Another thing Harron noted: It’s easier to get financing for horror-style movies.

“Anecdotally, we are seeing women directors find work in horror as it is more commercial and thus easier to get those projects greenlit,” Meyerhoff said. A considerable amount of the financing for the films — Kusama’s and Smith’s among them — has come from Gamechanger, an outfit devoted to female-made narrative films (not necessarily genre movies). Often, the films lead to work for women on television, directing such series as “The Walking Dead,” “Teen Wolf,” “The Following” and even “Game of Thrones.”

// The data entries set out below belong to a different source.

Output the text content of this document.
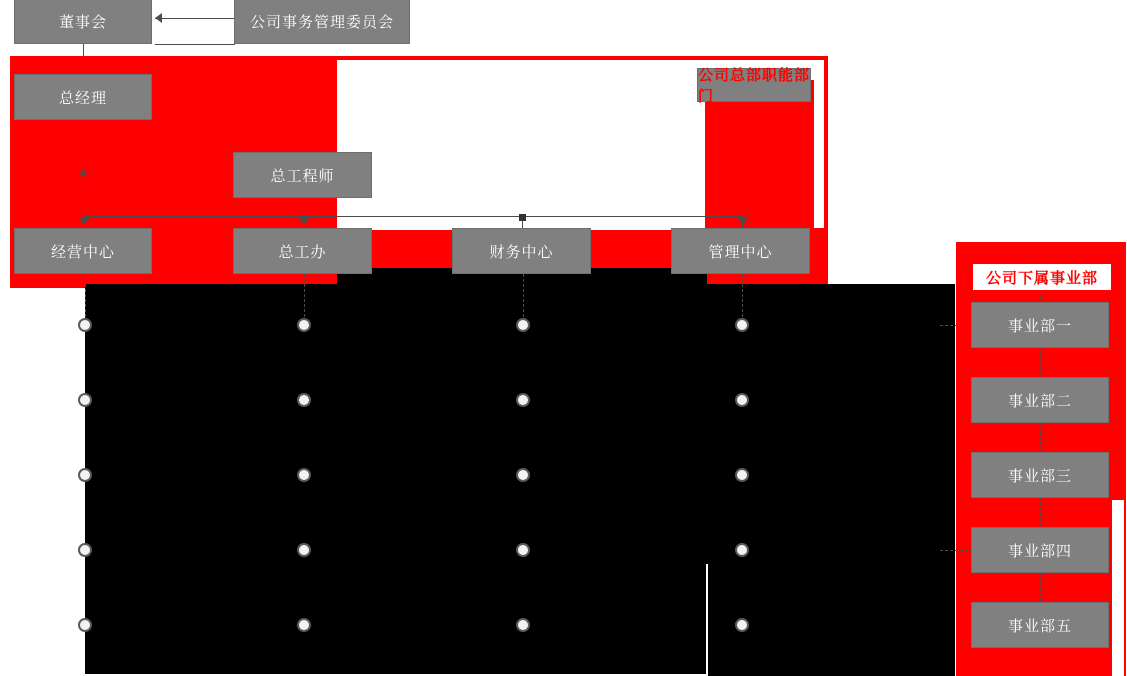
董事会	公司事务管理委员会
总经理
总工程师
公司总部职能部门
经营中心	总工办	财务中心	管理中心
公司下属事业部
事业部一
事业部二
事业部三
事业部四
事业部五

Where the movies go can be a struggle, but despite the fanboy biases that can afflict the genre film community there are important supporters, like Mitch Davis and his Fantasia festival in Montreal, and Honeycutt’s Etheria.

“One thing we do with my festival is go out of our way to show commercial, mainstream genre films — horror, sci-fi, fantasy, action stuff, new films by women directors,” Honeycutt said, “and we invite executives and show runners and say, ‘There’s no reason not to be hiring women to direct ‘Agents of S.H.I.E.L.D.’ or ‘Jessica Jones’ or whatever. There’s this idea women don’t want to make genre, or that there aren’t any, and we go out of our way to show them, ‘No, you’re totally wrong and here they are.’ ”

Not everything that passes for genre is aimed at a teen audience, either. While Kusama hopes younger people are drawn to her film, “It’s a movie for grown-ups. It’s for people who’ve lived a little and seen the world and know what tenuous times we live in. My goal wasn’t to make people’s skin crawl, but it was to get under their skin.”

More women behind the camera

Women don’t like horror. Or fantasy. Or sci-fi. Uh . . . do they? Actually, some of the more remarkable genre films of the past several decades have been directed by women, almost always with a twist, a subtext, and a few lessons on whom to avoid.

NEAR DARK (1987) Oscar winner Kathryn Bigelow (“The Hurt Locker”) directed this pre-vampire-chic thriller about a farmer’s son (Adrian Pasdar) who is “turned” by an attractive female vamp (Jenny Wright), but then has to protect his family from the thirsty horde. Any comparisons to “Twilight” would probably be on the money. A cult following has attached itself to this nasty little thriller.

BOXING HELENA (1993) A doctor (Julian Sands), unable to get over a woman with whom he once had an affair (Sherilyn Fenn), takes her captive, amputates her arms and legs and keeps her in a box. The rather controversial debut of then 20-odd-year-old Jennifer Chambers Lynch (“Surveillance,” “The Walking Dead,” “Teen Wolf”).

TROUBLE EVERY DAY (2001) Claire Denis, among the more acclaimed of current French filmmakers, explores the gruesome edges of eroticism, cannibalism and vampirism in this explicit but captivating tale of an American couple (Vincent Gallo, Tricia Vessey) who travel to Paris, where they run into a neuroscientist and the wife he keeps in a cage (Beatrice Dalle). Not for the squeamish, but unforgettable.

AMERICAN PSYCHO (2000) Based on the novel by Bret Easton Ellis and starring Christian Bale, this alternately wry and horrifying 1980s satire showcased the considerable talents of Mary Harron (“I Shot Andy Warhol,” “The Moth Diaries”) and her ability to alchemize thriller tropes and a blackly comic storyline.

TWILIGHT (2008) Yes, Catherine Hardwicke (“Thirteen,” “Lords of Dogtown”) directed the first episode in the megasuccessful vampire series, apparently becoming the first director to lose the job after grossing $400 million at the global box office. We still think it was the best of the bunch (even though the other chapters made more money).